3aIT Blog

Windows 7Hopefully this is not news to any of our readers, but Microsoft's Windows 7 operating system hits end of life in January 2020. This means that it won't receive any more updates from Microsoft at all - security related or otherwise. Therefore, in short, if you're still using the aging OS, you should be planning to make sure you're not in the very near future!

For those that want a slightly longer explanation, while everything will seem to carry on working for anyone running Windows 7 after that date, any security flaws found in the operating system will no longer be fixed. This means that it will very quickly become an open goal for anyone trying to gain access to your machine maliciously. If that machine is on a company network, someone could then use this access to bounce through to other more secure services. A network is only as secure as its least secure device.

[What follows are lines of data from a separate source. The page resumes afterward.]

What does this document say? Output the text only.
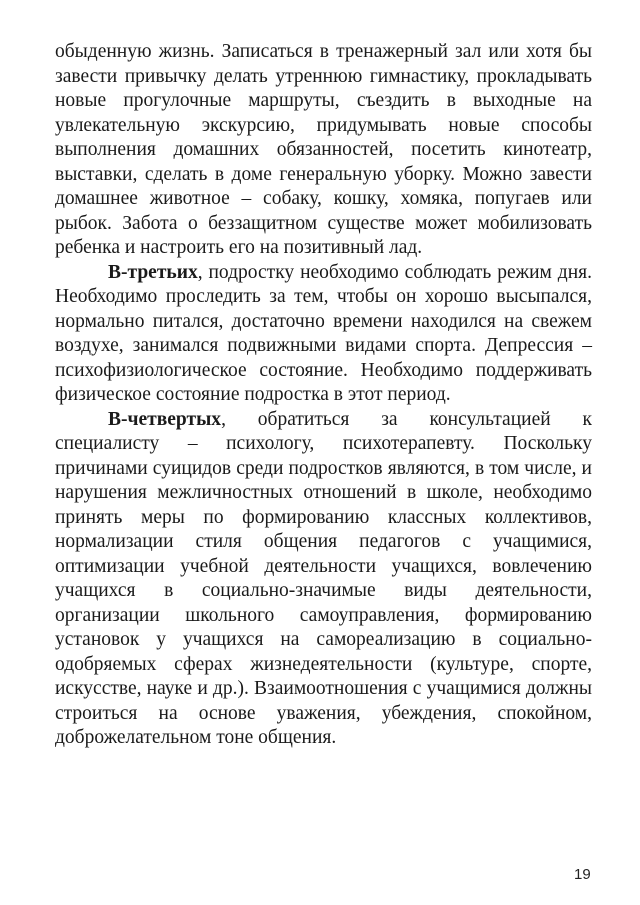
обыденную жизнь. Записаться в тренажерный зал или хотя бы завести привычку делать утреннюю гимнастику, прокладывать новые прогулочные маршруты, съездить в выходные на увлекательную экскурсию, придумывать новые способы выполнения домашних обязанностей, посетить кинотеатр, выставки, сделать в доме генеральную уборку. Можно завести домашнее животное – собаку, кошку, хомяка, попугаев или рыбок. Забота о беззащитном существе может мобилизовать ребенка и настроить его на позитивный лад.

В-третьих, подростку необходимо соблюдать режим дня. Необходимо проследить за тем, чтобы он хорошо высыпался, нормально питался, достаточно времени находился на свежем воздухе, занимался подвижными видами спорта. Депрессия – психофизиологическое состояние. Необходимо поддерживать физическое состояние подростка в этот период.

В-четвертых, обратиться за консультацией к специалисту – психологу, психотерапевту. Поскольку причинами суицидов среди подростков являются, в том числе, и нарушения межличностных отношений в школе, необходимо принять меры по формированию классных коллективов, нормализации стиля общения педагогов с учащимися, оптимизации учебной деятельности учащихся, вовлечению учащихся в социально-значимые виды деятельности, организации школьного самоуправления, формированию установок у учащихся на самореализацию в социально-одобряемых сферах жизнедеятельности (культуре, спорте, искусстве, науке и др.). Взаимоотношения с учащимися должны строиться на основе уважения, убеждения, спокойном, доброжелательном тоне общения.

19
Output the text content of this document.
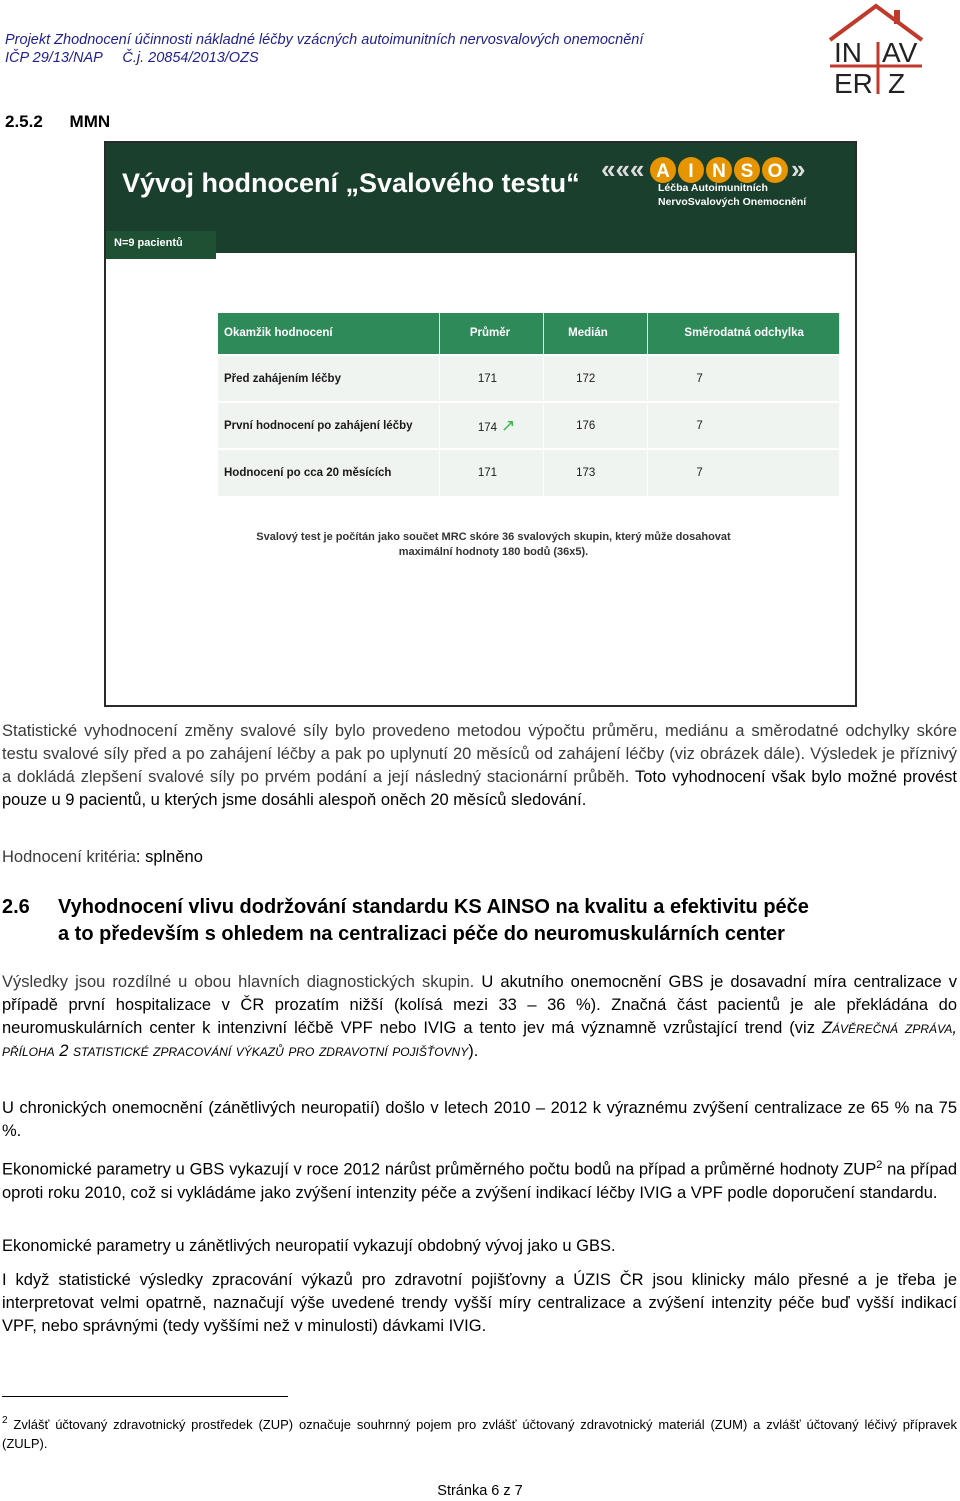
Projekt Zhodnocení účinnosti nákladné léčby vzácných autoimunitních nervosvalových onemocnění
IČP 29/13/NAP     Č.j. 20854/2013/OZS	IN AV
ER Z
2.5.2 MMN
Vývoj hodnocení „Svalového testu“
N=9 pacientů
««« A I N S O »
Léčba Autoimunitních
NervoSvalových Onemocnění
Okamžik hodnocení	Průměr	Medián	Směrodatná odchylka
Před zahájením léčby	171	172	7
První hodnocení po zahájení léčby	174 ↗	176	7
Hodnocení po cca 20 měsících	171	173	7
Svalový test je počítán jako součet MRC skóre 36 svalových skupin, který může dosahovat
maximální hodnoty 180 bodů (36x5).
Statistické vyhodnocení změny svalové síly bylo provedeno metodou výpočtu průměru, mediánu a směrodatné odchylky skóre testu svalové síly před a po zahájení léčby a pak po uplynutí 20 měsíců od zahájení léčby (viz obrázek dále). Výsledek je příznivý a dokládá zlepšení svalové síly po prvém podání a její následný stacionární průběh. Toto vyhodnocení však bylo možné provést pouze u 9 pacientů, u kterých jsme dosáhli alespoň oněch 20 měsíců sledování.
Hodnocení kritéria: splněno
2.6 Vyhodnocení vlivu dodržování standardu KS AINSO na kvalitu a efektivitu péče
a to především s ohledem na centralizaci péče do neuromuskulárních center
Výsledky jsou rozdílné u obou hlavních diagnostických skupin. U akutního onemocnění GBS je dosavadní míra centralizace v případě první hospitalizace v ČR prozatím nižší (kolísá mezi 33 – 36 %). Značná část pacientů je ale překládána do neuromuskulárních center k intenzivní léčbě VPF nebo IVIG a tento jev má významně vzrůstající trend (viz Závěrečná zpráva, příloha 2 statistické zpracování výkazů pro zdravotní pojišťovny).
U chronických onemocnění (zánětlivých neuropatií) došlo v letech 2010 – 2012 k výraznému zvýšení centralizace ze 65 % na 75 %.
Ekonomické parametry u GBS vykazují v roce 2012 nárůst průměrného počtu bodů na případ a průměrné hodnoty ZUP$^2$ na případ oproti roku 2010, což si vykládáme jako zvýšení intenzity péče a zvýšení indikací léčby IVIG a VPF podle doporučení standardu.
Ekonomické parametry u zánětlivých neuropatií vykazují obdobný vývoj jako u GBS.
I když statistické výsledky zpracování výkazů pro zdravotní pojišťovny a ÚZIS ČR jsou klinicky málo přesné a je třeba je interpretovat velmi opatrně, naznačují výše uvedené trendy vyšší míry centralizace a zvýšení intenzity péče buď vyšší indikací VPF, nebo správnými (tedy vyššími než v minulosti) dávkami IVIG.
$^2$ Zvlášť účtovaný zdravotnický prostředek (ZUP) označuje souhrnný pojem pro zvlášť účtovaný zdravotnický materiál (ZUM) a zvlášť účtovaný léčivý přípravek (ZULP).
Stránka 6 z 7
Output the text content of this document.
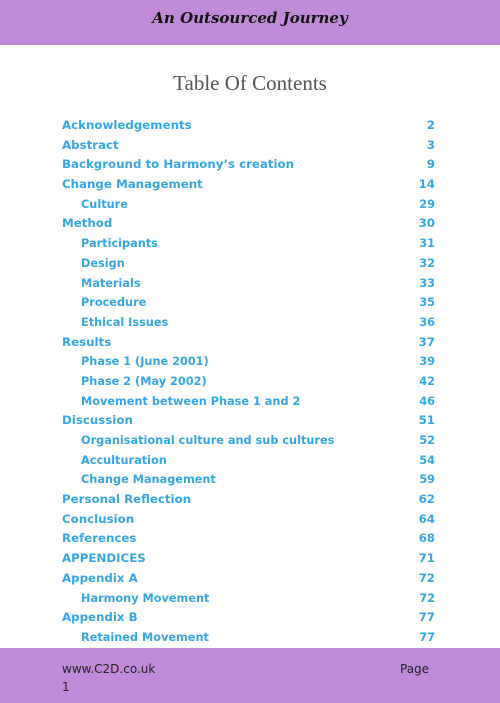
An Outsourced Journey
Table Of Contents
Acknowledgements	2
Abstract	3
Background to Harmony’s creation	9
Change Management	14
Culture	29
Method	30
Participants	31
Design	32
Materials	33
Procedure	35
Ethical Issues	36
Results	37
Phase 1 (June 2001)	39
Phase 2 (May 2002)	42
Movement between Phase 1 and 2	46
Discussion	51
Organisational culture and sub cultures	52
Acculturation	54
Change Management	59
Personal Reflection	62
Conclusion	64
References	68
APPENDICES	71
Appendix A	72
Harmony Movement	72
Appendix B	77
Retained Movement	77
www.C2D.co.uk	Page
1
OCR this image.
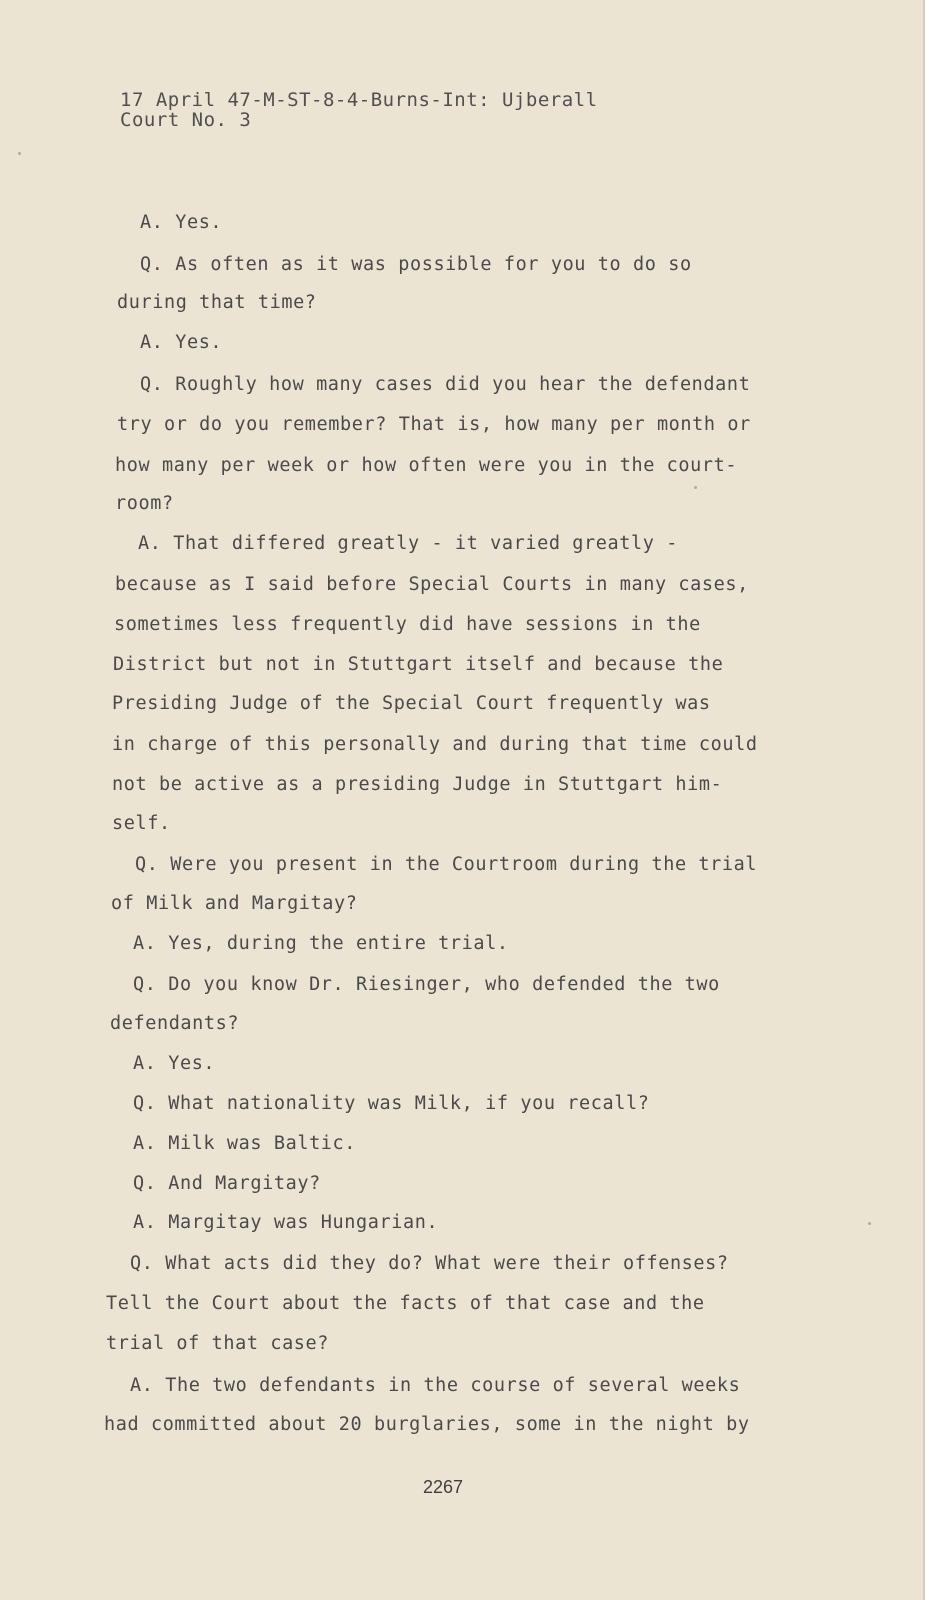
17 April 47-M-ST-8-4-Burns-Int: Ujberall
Court No. 3
A. Yes.
Q. As often as it was possible for you to do so
during that time?
A. Yes.
Q. Roughly how many cases did you hear the defendant
try or do you remember? That is, how many per month or
how many per week or how often were you in the court-
room?
A. That differed greatly - it varied greatly -
because as I said before Special Courts in many cases,
sometimes less frequently did have sessions in the
District but not in Stuttgart itself and because the
Presiding Judge of the Special Court frequently was
in charge of this personally and during that time could
not be active as a presiding Judge in Stuttgart him-
self.
Q. Were you present in the Courtroom during the trial
of Milk and Margitay?
A. Yes, during the entire trial.
Q. Do you know Dr. Riesinger, who defended the two
defendants?
A. Yes.
Q. What nationality was Milk, if you recall?
A. Milk was Baltic.
Q. And Margitay?
A. Margitay was Hungarian.
Q. What acts did they do? What were their offenses?
Tell the Court about the facts of that case and the
trial of that case?
A. The two defendants in the course of several weeks
had committed about 20 burglaries, some in the night by
2267
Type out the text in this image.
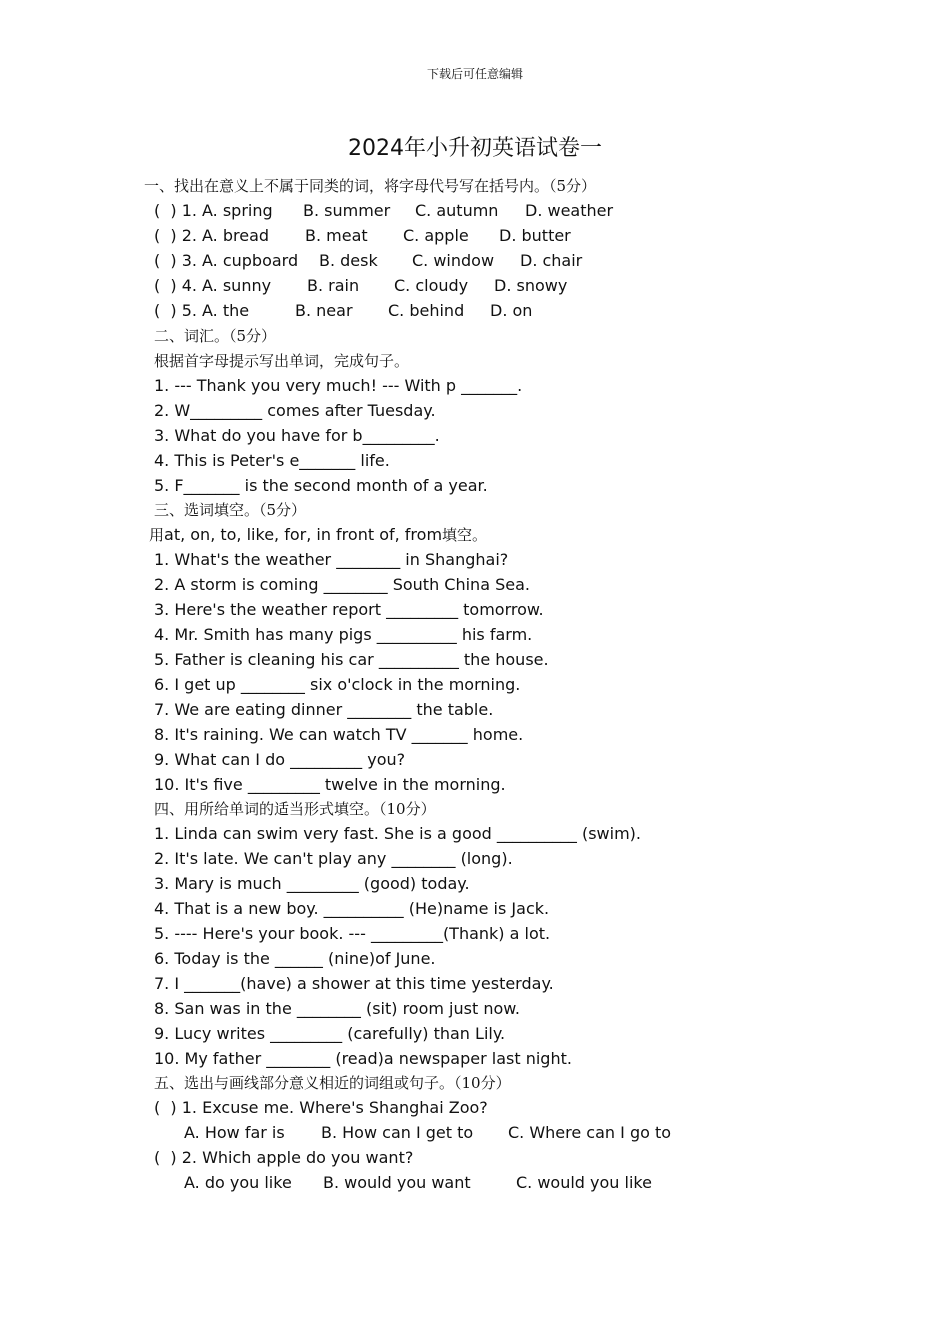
下载后可任意编辑
2024年小升初英语试卷一
一、找出在意义上不属于同类的词，将字母代号写在括号内。（5分）

(  ) 1.

A. spring

B. summer

C. autumn

D. weather

(  ) 2.

A. bread

B. meat

C. apple

D. butter

(  ) 3.

A. cupboard

B. desk

C. window

D. chair

(  ) 4.

A. sunny

B. rain

C. cloudy

D. snowy

(  ) 5.

A. the

	B. near

C. behind

D. on

二、词汇。（5分）
根据首字母提示写出单词，完成句子。
1. --- Thank you very much! --- With p _______.
2. W_________ comes after Tuesday.
3. What do you have for b_________.
4. This is Peter's e_______ life.
5. F_______ is the second month of a year.
三、选词填空。（5分）
用at, on, to, like, for, in front of, from填空。
1. What's the weather ________ in Shanghai?
2. A storm is coming ________ South China Sea.
3. Here's the weather report _________ tomorrow.
4. Mr. Smith has many pigs __________ his farm.
5. Father is cleaning his car __________ the house.
6. I get up ________ six o'clock in the morning.
7. We are eating dinner ________ the table.
8. It's raining. We can watch TV _______ home.
9. What can I do _________ you?
10. It's five _________ twelve in the morning.
四、用所给单词的适当形式填空。（10分）
1. Linda can swim very fast. She is a good __________ (swim).
2. It's late. We can't play any ________ (long).
3. Mary is much _________ (good) today.
4. That is a new boy. __________ (He)name is Jack.
5. ---- Here's your book. --- _________(Thank) a lot.
6. Today is the ______ (nine)of June.
7. I _______(have) a shower at this time yesterday.
8. San was in the ________ (sit) room just now.
9. Lucy writes _________ (carefully) than Lily.
10. My father ________ (read)a newspaper last night.
五、选出与画线部分意义相近的词组或句子。（10分）
(  ) 1. Excuse me. Where's Shanghai Zoo?

A. How far is

B. How can I get to

C. Where can I go to

(  ) 2. Which apple do you want?

A. do you like

B. would you want

	C. would you like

Microsoft have so far stuck to their promise that Windows 10 will be "the last version of Windows". There's no new version on the horizon that it's worth holding out for. Therefore Windows 10 is now the only sensible alternative to Windows 7 for anyone that either wants or has to run a Microsoft operating system. While Windows 8.1 is still supported (for security updates only), that will hit end of life in 2023.

For any business users that literally have no choice but to run a full copy of Windows 7 after this date for a legacy application (and cannot run it as an isolated virtual machine within a Windows 10 installation), as usual, we would recommend keeping any such machines off both the internet and the company network entirely.

Windows 7 is not the only once popular Microsoft application reaching end of life in 2020. Office 2010 also falls out of support towards the end of the year. Anyone still running this should either switch to Office 2019 or Office 365.